Step-down tests (e.g. the Holm procedure) uniformly improve single-step tests (e.g. the Bonferroni test) with regard to power. However, when extending step-down tests to simultaneous confidence intervals (SCIs) the resulting confidence intervals are becoming complex and have the rather unfavorable property that they often provide no additional information to the sheer hypothesis test. We speak in this case of a non-informative rejection, because the confidence interval provides no information on the parameter value in the alternative. Non-informative rejections are particularly problematic in clinical trials with multiple treatments where an informative rejection is required to obtain valid estimates of the treatment effects. The extension of single-step tests to confidence intervals do not have this deficiency and almost always provide additional information to the hypothesis test. As a consequence step-downs tests when extended to SCIs do not uniformly improve single-step tests with regard to informative rejections.
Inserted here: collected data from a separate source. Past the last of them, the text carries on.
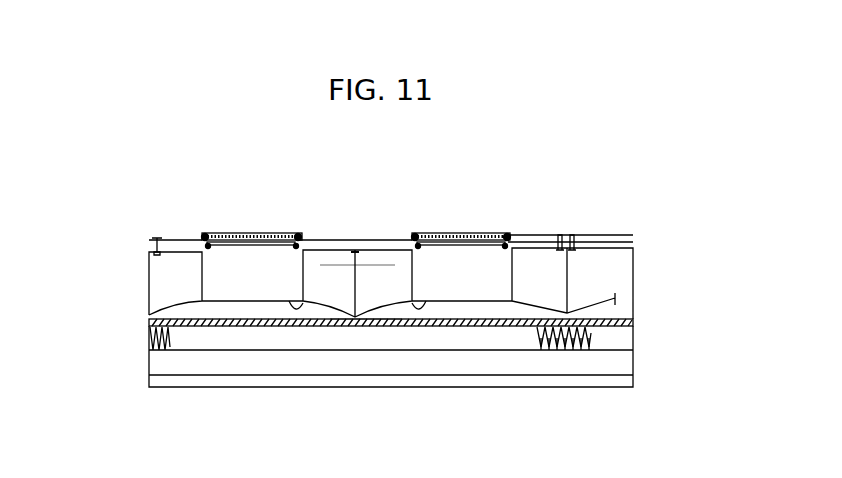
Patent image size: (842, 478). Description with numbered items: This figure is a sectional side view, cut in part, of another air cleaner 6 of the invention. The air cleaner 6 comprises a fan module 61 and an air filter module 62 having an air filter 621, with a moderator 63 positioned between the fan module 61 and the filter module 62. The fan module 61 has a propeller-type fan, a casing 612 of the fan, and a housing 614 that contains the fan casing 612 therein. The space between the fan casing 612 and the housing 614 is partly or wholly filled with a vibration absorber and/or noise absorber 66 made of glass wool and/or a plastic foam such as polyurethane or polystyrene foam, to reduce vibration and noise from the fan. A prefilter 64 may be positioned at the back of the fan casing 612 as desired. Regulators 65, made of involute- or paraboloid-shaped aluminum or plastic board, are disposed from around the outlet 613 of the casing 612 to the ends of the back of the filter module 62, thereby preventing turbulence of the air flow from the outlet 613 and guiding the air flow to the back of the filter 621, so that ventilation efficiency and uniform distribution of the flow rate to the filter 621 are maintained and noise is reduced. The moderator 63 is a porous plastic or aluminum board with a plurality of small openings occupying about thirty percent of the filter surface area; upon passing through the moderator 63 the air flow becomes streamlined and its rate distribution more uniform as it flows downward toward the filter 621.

The air cleaner 6 is at (547, 238).
The fan module 61 is at (175, 250).
The casing 612 is at (250, 253).
The outlet 613 is at (313, 297).
The housing 614 is at (148, 268).
The air filter module 62 is at (307, 340).
The air filter 621 is at (176, 342).
The moderator 63 is at (249, 319).
The prefilter 64 is at (218, 237).
The regulators 65 is at (397, 323).
The vibration absorber and/or noise absorber 66 is at (383, 262).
After a brief introduction to step-down tests and related simultaneous confidence intervals, we present a construction of a new class of simultaneous confidence intervals which uniformly improve the Bonferroni test with regard to informative rejections. This is done by using a dual family of weighted Bonferroni tests with weights depending continuously on the parameter values. We prove that the resulting vector of lower confidence bounds lies on a specific one-dimensional manifold in the multi-dimensional parameter space and provide simple algorithms for the numerical determination. The method is extended to union-intersection tests like the Dunnett procedure, is illustrated with a numerical example and is investigated in a comparative simulation study.